What is the discriminant of \[f\left( x \right)=-3{{x}^{2}}-2x-1\]?

Answer 1

Hint: In this problem, we have to find the discriminant for the given equation. We should know that the formula to find the discriminant for the given equation is, \[\Delta ={{b}^{2}}-4ac\], where the equation is of the form \[a{{x}^{2}}+bx+c\]. We can compare the given equation and the general equation to get the value of a, b, c and we then substitute in the determinant formula to get the final answer.

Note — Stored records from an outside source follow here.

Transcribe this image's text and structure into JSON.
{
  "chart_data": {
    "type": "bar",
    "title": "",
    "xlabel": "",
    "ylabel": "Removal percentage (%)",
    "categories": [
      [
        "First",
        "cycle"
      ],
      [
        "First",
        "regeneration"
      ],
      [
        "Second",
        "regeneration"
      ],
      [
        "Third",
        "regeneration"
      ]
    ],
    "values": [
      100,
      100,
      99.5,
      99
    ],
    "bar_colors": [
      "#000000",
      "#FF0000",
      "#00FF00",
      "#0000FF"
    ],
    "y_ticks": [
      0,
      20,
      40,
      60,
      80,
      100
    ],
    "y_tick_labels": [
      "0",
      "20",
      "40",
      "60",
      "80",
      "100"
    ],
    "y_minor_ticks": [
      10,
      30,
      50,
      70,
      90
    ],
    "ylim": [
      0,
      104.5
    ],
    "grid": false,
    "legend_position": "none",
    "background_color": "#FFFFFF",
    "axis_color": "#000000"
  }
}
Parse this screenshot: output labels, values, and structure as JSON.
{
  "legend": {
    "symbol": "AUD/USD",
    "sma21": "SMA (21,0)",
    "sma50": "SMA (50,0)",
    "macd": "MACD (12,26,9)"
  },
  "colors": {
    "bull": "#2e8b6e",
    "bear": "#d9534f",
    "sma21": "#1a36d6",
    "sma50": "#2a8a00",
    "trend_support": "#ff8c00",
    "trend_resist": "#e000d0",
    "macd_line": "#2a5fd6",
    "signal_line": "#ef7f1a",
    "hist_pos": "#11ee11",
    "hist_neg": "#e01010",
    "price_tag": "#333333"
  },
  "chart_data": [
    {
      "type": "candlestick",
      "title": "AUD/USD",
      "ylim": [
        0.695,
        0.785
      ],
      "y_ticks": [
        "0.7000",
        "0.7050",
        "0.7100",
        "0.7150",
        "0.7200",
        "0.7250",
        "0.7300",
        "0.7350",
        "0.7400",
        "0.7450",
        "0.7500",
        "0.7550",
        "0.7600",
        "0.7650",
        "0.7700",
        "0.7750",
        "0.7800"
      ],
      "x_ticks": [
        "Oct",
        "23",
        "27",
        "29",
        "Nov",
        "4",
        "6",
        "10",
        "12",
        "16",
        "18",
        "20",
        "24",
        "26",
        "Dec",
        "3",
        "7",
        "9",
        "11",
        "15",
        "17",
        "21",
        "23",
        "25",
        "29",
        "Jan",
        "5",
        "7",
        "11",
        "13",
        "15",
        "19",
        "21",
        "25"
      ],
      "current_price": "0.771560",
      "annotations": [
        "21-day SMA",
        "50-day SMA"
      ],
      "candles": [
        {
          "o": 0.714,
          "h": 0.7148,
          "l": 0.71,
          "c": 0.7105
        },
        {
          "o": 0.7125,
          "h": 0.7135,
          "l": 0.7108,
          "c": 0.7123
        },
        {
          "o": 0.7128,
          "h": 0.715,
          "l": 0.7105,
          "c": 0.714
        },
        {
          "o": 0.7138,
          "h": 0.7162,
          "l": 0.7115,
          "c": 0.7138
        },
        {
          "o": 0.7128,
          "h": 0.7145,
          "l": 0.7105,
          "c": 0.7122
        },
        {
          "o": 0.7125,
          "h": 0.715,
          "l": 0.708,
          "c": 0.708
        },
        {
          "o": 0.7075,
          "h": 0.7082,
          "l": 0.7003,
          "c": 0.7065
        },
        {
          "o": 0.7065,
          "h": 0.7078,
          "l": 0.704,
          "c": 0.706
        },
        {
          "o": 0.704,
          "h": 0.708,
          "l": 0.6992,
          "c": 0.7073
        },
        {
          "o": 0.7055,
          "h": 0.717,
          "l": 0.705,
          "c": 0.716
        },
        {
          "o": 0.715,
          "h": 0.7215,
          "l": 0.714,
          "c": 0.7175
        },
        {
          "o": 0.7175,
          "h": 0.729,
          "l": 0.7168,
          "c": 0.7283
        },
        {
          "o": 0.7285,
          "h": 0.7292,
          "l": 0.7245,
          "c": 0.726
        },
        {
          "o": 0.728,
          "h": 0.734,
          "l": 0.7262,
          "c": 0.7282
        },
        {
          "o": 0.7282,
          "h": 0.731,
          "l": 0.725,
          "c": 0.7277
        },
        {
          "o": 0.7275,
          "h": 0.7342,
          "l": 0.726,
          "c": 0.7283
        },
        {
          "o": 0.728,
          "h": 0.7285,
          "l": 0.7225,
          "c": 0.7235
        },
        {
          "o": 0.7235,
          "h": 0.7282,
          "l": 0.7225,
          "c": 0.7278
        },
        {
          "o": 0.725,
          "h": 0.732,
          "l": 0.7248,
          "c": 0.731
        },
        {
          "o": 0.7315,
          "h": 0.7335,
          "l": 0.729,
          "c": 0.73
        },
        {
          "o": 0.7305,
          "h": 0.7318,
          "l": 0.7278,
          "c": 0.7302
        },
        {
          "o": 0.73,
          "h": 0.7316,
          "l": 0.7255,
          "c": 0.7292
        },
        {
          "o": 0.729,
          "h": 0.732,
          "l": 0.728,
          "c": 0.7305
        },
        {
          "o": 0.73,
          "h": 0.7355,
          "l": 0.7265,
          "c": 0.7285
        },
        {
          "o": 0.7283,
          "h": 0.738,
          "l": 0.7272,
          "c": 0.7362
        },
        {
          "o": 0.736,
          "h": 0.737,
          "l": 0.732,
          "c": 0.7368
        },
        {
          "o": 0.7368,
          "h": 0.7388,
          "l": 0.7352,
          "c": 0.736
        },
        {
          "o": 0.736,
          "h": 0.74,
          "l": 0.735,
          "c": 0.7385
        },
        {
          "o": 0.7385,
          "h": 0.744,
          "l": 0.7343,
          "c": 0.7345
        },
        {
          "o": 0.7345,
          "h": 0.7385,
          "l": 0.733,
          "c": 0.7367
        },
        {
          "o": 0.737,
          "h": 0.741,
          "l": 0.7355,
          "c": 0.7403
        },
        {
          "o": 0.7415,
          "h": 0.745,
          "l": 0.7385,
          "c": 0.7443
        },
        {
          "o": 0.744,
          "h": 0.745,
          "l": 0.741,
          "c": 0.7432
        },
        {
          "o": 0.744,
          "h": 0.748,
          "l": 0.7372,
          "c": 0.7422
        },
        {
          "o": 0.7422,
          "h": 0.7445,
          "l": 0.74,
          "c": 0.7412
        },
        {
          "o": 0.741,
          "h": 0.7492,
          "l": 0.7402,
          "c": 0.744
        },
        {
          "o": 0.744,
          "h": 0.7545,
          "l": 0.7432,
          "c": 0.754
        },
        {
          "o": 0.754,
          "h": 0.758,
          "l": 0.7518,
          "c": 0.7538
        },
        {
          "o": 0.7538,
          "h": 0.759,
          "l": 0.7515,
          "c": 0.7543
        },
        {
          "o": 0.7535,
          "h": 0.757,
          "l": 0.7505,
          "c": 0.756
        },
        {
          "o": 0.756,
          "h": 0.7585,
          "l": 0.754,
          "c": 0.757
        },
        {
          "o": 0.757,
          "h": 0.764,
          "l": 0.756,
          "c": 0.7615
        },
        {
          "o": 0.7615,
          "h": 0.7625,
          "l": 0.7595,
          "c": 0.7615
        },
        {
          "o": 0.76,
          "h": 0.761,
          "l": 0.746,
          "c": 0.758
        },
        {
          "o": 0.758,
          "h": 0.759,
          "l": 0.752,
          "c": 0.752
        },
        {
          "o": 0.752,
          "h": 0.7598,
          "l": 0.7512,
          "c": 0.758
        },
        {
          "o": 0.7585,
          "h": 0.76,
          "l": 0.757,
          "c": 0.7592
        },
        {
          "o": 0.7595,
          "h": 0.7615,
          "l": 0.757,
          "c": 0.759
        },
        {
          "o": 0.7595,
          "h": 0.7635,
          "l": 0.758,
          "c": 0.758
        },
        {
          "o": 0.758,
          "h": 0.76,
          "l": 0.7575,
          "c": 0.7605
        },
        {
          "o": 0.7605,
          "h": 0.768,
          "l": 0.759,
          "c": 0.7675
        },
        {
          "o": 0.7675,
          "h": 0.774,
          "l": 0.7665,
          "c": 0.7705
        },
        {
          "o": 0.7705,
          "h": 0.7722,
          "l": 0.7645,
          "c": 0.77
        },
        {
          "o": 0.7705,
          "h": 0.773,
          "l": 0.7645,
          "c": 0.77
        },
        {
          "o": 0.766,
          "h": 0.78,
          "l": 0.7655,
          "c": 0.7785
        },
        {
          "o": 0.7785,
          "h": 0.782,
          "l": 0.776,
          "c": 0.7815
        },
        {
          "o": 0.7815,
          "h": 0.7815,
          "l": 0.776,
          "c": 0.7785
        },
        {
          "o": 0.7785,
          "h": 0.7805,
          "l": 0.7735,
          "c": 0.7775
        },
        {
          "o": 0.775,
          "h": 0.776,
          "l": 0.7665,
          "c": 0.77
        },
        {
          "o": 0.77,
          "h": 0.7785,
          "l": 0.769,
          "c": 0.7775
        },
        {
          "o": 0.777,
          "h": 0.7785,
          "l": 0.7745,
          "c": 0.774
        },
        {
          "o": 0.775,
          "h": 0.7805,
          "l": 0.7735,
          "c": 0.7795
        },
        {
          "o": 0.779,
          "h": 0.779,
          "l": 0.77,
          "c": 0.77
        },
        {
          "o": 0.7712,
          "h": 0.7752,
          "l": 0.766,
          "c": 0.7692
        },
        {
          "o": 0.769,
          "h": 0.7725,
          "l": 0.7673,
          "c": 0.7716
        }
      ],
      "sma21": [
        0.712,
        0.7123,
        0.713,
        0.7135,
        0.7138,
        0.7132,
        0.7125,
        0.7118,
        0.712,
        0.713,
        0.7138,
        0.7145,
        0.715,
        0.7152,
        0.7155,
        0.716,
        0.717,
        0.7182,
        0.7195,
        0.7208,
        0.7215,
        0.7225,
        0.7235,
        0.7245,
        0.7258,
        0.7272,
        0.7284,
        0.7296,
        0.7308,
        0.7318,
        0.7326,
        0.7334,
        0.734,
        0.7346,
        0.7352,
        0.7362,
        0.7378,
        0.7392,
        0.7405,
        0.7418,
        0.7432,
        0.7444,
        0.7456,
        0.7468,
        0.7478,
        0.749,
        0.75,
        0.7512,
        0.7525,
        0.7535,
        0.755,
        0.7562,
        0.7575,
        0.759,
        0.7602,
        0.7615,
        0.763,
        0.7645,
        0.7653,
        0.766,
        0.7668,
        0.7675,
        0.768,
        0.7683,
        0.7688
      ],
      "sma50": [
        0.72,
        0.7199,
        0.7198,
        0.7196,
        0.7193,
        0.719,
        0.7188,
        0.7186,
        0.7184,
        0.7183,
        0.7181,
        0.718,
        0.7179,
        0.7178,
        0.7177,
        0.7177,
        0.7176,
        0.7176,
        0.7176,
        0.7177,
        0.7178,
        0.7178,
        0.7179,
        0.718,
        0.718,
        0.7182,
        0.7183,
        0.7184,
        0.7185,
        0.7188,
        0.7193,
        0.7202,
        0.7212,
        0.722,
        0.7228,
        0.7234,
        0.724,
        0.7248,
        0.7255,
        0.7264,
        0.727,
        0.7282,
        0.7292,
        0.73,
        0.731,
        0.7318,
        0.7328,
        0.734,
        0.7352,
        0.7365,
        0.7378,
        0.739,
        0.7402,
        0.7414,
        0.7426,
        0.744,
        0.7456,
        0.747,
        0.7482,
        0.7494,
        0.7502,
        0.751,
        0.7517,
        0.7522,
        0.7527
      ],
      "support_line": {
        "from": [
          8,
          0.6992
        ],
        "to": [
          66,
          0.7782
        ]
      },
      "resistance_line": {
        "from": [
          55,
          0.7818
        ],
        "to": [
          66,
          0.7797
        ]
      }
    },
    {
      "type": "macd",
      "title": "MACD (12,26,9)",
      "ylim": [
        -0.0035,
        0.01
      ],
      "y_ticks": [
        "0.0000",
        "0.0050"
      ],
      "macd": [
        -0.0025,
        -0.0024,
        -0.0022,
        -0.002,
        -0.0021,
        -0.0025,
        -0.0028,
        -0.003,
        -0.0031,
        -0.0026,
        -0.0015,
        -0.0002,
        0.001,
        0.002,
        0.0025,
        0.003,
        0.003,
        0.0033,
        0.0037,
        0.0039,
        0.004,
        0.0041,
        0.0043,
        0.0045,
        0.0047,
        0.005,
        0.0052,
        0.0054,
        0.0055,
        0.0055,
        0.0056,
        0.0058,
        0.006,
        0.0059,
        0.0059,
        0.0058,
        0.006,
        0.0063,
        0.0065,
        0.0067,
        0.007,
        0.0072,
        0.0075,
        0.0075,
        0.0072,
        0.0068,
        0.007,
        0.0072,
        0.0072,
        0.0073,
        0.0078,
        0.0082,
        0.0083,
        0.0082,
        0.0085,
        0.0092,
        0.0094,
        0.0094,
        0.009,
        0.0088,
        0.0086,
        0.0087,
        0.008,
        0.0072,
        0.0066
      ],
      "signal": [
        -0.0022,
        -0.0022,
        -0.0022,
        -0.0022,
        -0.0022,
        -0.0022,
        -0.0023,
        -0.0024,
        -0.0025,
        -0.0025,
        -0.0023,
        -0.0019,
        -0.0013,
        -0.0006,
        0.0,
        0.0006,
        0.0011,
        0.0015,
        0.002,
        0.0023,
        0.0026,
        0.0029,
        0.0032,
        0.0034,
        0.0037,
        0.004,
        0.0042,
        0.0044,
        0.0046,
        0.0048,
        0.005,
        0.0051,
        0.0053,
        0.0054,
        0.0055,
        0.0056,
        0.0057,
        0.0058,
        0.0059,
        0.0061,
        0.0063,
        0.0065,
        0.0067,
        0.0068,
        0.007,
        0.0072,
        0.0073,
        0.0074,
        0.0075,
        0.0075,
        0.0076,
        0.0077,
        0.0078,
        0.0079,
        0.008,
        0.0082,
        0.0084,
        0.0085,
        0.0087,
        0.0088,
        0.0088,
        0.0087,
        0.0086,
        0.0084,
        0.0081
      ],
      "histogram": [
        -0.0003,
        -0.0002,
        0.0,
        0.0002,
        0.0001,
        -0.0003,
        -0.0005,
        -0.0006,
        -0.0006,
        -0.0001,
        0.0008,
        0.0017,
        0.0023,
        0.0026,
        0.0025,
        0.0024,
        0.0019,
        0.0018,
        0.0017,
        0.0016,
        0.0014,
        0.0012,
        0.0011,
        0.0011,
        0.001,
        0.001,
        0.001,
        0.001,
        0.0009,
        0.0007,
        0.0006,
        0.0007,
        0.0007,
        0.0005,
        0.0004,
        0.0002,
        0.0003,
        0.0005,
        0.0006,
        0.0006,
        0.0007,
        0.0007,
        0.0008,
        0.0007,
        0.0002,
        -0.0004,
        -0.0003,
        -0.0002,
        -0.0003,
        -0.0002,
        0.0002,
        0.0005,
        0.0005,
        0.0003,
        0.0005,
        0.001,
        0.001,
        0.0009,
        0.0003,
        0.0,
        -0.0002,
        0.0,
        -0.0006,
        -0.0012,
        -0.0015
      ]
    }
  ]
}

Complete step-by-step answer:
We know that the given equation is,
\[f\left( x \right)=-3{{x}^{2}}-2x-1\]……… (1)
We know that the discriminant formula is,
\[\Delta ={{b}^{2}}-4ac\]
We know that the general formula of the line equation is
\[\Rightarrow a{{x}^{2}}+bx+c\]……. (2)
We can compare the given equation and the general equation to get the value of a, b, c.
By comparing (1) and (2), we get
a = -3, b = -2, c = -1
We can now substitute the values of a, b, c in the formula (2), we get
\[\Rightarrow {{\left( -2 \right)}^{2}}-4\left( -3 \right)\left( -1 \right)=\Delta \]
We can now simplify the above step, we get
\[\Rightarrow \Delta =4-12=-8\]
Therefore, the value of discriminant is \[\Delta =-8\].
Where the discriminant is negative, therefore, we will have complex solutions for this equation.

Note: We should always remember that if the discriminant value is equal to 0 then we have one solution, if the discriminant is positive then we will have two real roots, if the discriminant is negative, then we will have complex numbers as the solution.